- Presented by: Te Radar (series 1); Jesse Mulligan (series 2–3);
- Country of origin: New Zealand
- Original language: English
- No. of series: 3
- No. of episodes: 39

Production
- Running time: 30 minutes (incl. advertisements)
- Production company: The Down Low Concept

Original release
- Network: TV One
- Release: 19 July 2013 – 21 May 2015

= Best Bits (New Zealand TV series) =

Best Bits is a New Zealand comedy show, where a panel of comedians comment on video clips taken from television during the week prior. It is produced by The Down Low Concept, and hosted by comedian Te Radar in the first series and ex-Seven Sharp presenter and comedian Jesse Mulligan in the second and third series.

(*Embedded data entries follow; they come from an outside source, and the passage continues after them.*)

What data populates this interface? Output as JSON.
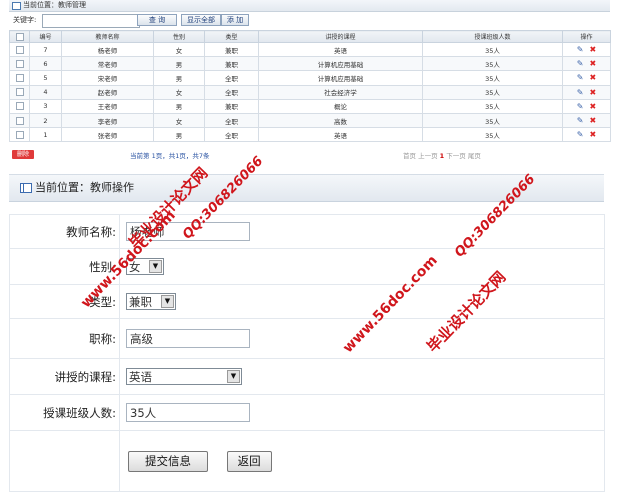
{
  "top_breadcrumb": "当前位置：教师管理",
  "search": {
    "label": "关键字:",
    "value": "",
    "search_button": "查 询",
    "show_all_button": "显示全部",
    "add_button": "添 加"
  },
  "table": {
    "headers": [
      "编号",
      "教师名称",
      "性别",
      "类型",
      "讲授的课程",
      "授课班级人数",
      "操作"
    ],
    "rows": [
      [
        "7",
        "杨老师",
        "女",
        "兼职",
        "英语",
        "35人"
      ],
      [
        "6",
        "常老师",
        "男",
        "兼职",
        "计算机应用基础",
        "35人"
      ],
      [
        "5",
        "宋老师",
        "男",
        "全职",
        "计算机应用基础",
        "35人"
      ],
      [
        "4",
        "赵老师",
        "女",
        "全职",
        "社会经济学",
        "35人"
      ],
      [
        "3",
        "王老师",
        "男",
        "兼职",
        "概论",
        "35人"
      ],
      [
        "2",
        "李老师",
        "女",
        "全职",
        "高数",
        "35人"
      ],
      [
        "1",
        "张老师",
        "男",
        "全职",
        "英语",
        "35人"
      ]
    ]
  },
  "delete_button": "删除",
  "page_info": "当前第 1页，共1页，共7条",
  "pagination": {
    "first": "首页",
    "prev": "上一页",
    "current": "1",
    "next": "下一页",
    "last": "尾页"
  },
  "form_breadcrumb": "当前位置：教师操作",
  "form": {
    "name_label": "教师名称:",
    "name_value": "杨老师",
    "gender_label": "性别:",
    "gender_value": "女",
    "type_label": "类型:",
    "type_value": "兼职",
    "title_label": "职称:",
    "title_value": "高级",
    "course_label": "讲授的课程:",
    "course_value": "英语",
    "class_size_label": "授课班级人数:",
    "class_size_value": "35人",
    "submit_button": "提交信息",
    "back_button": "返回"
  },
  "watermarks": [
    "毕业设计论文网",
    "www.56doc.com",
    "QQ:306826066",
    "QQ:306826066",
    "www.56doc.com",
    "毕业设计论文网"
  ],
  "colors": {
    "accent_blue": "#2b54a3",
    "delete_red": "#e03a3a",
    "watermark_red": "#d0161c"
  }
}
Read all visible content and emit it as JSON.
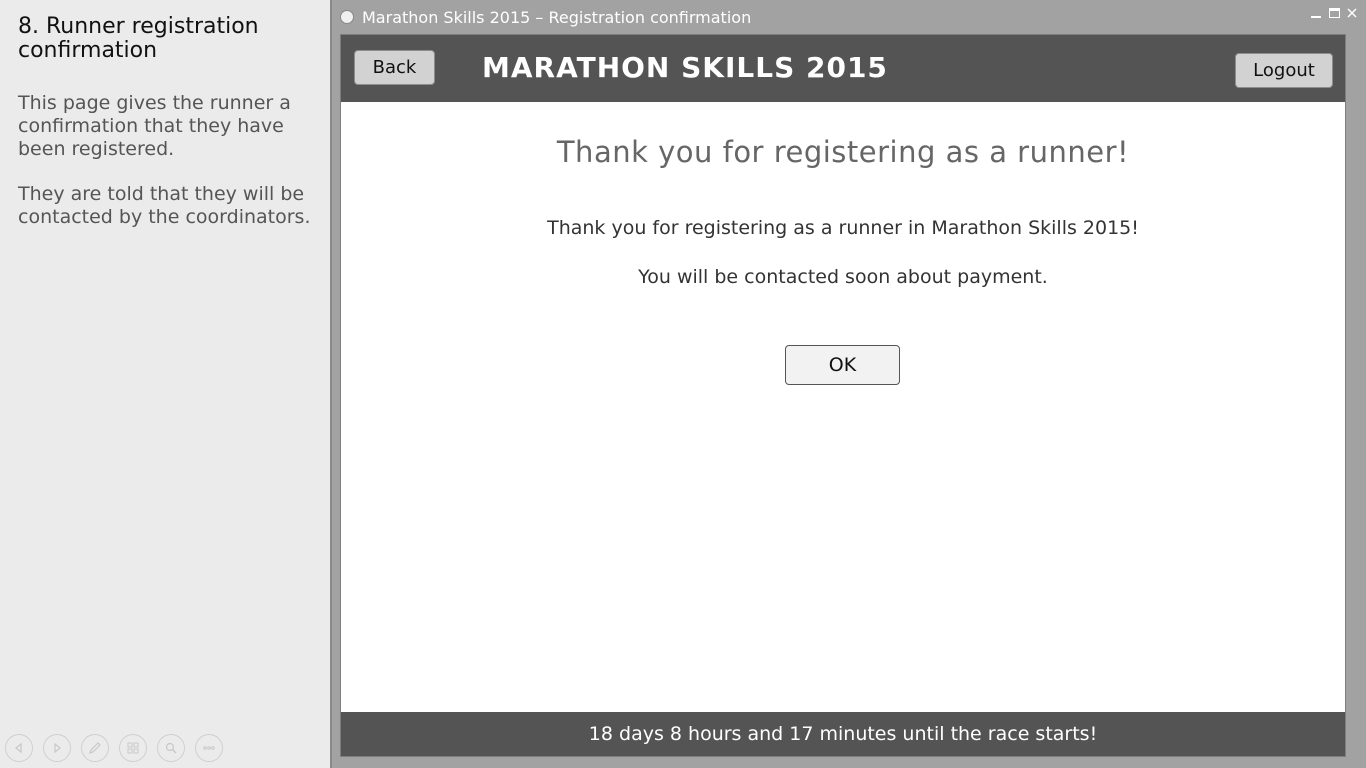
{
  "notes": {
    "title": "8. Runner registration confirmation",
    "paragraphs": [
      "This page gives the runner a confirmation that they have been registered.",
      "They are told that they will be contacted by the coordinators."
    ],
    "controls": [
      "previous-slide-icon",
      "next-slide-icon",
      "pen-icon",
      "slides-grid-icon",
      "zoom-icon",
      "more-options-icon"
    ]
  },
  "window": {
    "title": "Marathon Skills 2015 – Registration confirmation",
    "controls": [
      "minimize-icon",
      "maximize-icon",
      "close-icon"
    ]
  },
  "header": {
    "back_label": "Back",
    "app_title": "MARATHON SKILLS 2015",
    "logout_label": "Logout"
  },
  "main": {
    "headline": "Thank you for registering as a runner!",
    "line1": "Thank you for registering as a runner in Marathon Skills 2015!",
    "line2": "You will be contacted soon about payment.",
    "ok_label": "OK"
  },
  "footer": {
    "countdown": "18 days 8 hours and 17 minutes until the race starts!"
  },
  "colors": {
    "header_bg": "#545454",
    "footer_bg": "#545454",
    "window_chrome": "#a2a2a2",
    "notes_bg": "#ebebeb"
  }
}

The first series premiered on TV One on 19 July 2013, and ended in October 2013 with "Best Bits of Best Bits", an episode where highlights from the past series were revisited. The second series premiered on 26 March 2014, and ended on 19 June 2014. The third series premiered on 26 February 2015, and ended on 21 May 2015.

==Series overview==

| Series | Host | No. of episodes | Broadcast | Air time |
| 1 | Te Radar | 13 | 19 July 2013 – 11 October 2013 | 9pm on Fridays |
| 2 | Jesse Mulligan | 13 | 26 March 2014 – 19 June 2014 | 9:35pm on Thursdays |
| 3 | 13 | 26 February 2015 – 21 May 2015 | 9:30pm on Thursdays |

==Format==
The show is recorded in front of a live audience. Each week the host, along with a recurring panel of four comedians, share brief video clips taken from television programmes, commercials, and infomercials from both New Zealand and international broadcasters that were broadcast during the past week. The panelists then make observations and jokes (usually of a satirical nature) about what they have seen.

==Panelists==

===Recurring panelists===
- Vaughan Smith
- Rhys Mathewson
- Heidi O'Loughlin
- Matt Heath
- Guy Montgomery
- Jackie van Beek
- Donna Brookbanks

===Guest panelists===
- Rose Matafeo
- Shavaughn Ruakere
- Alexis Dubus (as Marcel Lucont)
- Nick Gibb
- Sara Pascoe

==International adaptations==
An Australian version of the format, Best Bits, aired from 29 March 2016 on the Seven Network.